Die Gesellschaft war artig genug, hinterher ihren unzeitigen Schrecken selbst zu belachen; doch verfehlte die Mummerei ihre Wirkung so wenig, dass von nun an der Kloster-Spaziergang zum Erdmännlistein unterblieb.

 

II. Der „Erdmannlistein" liegt in der Mitte des Waldes, der sich von Wohlen nach Bremgarten erstreckt, und wird aus zwei aufrecht stehenden Felsblöcken von mächtiger Grundfläche gebildet, welche wie Spitzsäulen zulaufen und auf ihrem Scheitel eine über sie hergeschobene Felsenplatte von der Grösse eines Daches in der Schwebe halten. Die dreifache Steinlast ruht tief in den Sumpfboden eingesenkt, der freie Mittelraum zwischen den beiden Tragsteinen hat sich meist mit Erde angefüllt und den Zugang zur unterirdischen Höhle mit verschüttet, in welcher die Erdmannli sonst ihre Wohnung aufgeschlagen hatten.

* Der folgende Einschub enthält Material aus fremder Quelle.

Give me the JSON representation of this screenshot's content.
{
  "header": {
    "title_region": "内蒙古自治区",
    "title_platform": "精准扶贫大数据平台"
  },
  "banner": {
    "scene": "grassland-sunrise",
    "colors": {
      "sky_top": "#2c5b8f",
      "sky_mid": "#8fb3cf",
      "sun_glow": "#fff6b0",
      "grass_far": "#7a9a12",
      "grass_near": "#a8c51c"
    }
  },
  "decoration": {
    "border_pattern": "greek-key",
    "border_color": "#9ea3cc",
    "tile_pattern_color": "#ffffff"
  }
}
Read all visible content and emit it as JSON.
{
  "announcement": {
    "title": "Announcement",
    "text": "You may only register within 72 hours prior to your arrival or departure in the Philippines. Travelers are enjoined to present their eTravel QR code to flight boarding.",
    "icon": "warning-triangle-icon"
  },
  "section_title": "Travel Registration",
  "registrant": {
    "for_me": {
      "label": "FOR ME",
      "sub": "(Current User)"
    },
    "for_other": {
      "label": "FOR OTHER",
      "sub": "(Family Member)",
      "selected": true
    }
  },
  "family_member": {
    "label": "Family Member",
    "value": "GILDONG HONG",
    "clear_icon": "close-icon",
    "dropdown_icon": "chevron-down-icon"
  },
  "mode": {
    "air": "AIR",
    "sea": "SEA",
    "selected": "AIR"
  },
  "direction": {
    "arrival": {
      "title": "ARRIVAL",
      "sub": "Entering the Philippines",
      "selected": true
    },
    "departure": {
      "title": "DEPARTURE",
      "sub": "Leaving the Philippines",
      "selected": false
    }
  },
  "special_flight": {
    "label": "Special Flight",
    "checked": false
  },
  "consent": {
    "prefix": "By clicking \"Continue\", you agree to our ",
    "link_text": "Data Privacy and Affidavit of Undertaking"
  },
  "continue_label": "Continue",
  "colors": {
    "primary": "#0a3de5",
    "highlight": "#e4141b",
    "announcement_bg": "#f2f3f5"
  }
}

Ehemals war es eine Gewohnheit der Landleute aus der Umgegend, hieher zu gehen und die Erdmännchcn heraus zu rufen. Immer folgten diese dann traulich, und gegen ein kleines Geschenk von Kraut, Kohl und Rüben führten sie allerlei Tänze und possierliche Sprünge auf. Weder wurden sie je von den Menschen beleidigt, noch spielten sie ihnen irgend einen losen Streich.

Dies dauerte so lange, bis zwei sittenlose Bursche darauf verfielen, ihren Übermuth zusammen an den Kleinen auszulassen. Sie riefen nicht, wie es herkömmlich war, in die Höhle, sondern schleuderten gleich mit Steinen hinein, und als die Männchen auch da noch nicht erschienen, schossen beide ihre Pistolen in die Kluft ab. Sogleich folgte ein arges Winseln und Stöhnen unter der Erde, wie es auch jetzt noch Leute in der Nähe des Steines gehört haben, die des Nachts diesen Weg gegangen sind; aber jegliche andere Spur von den Männchen selbst ist seitdem verschwunden.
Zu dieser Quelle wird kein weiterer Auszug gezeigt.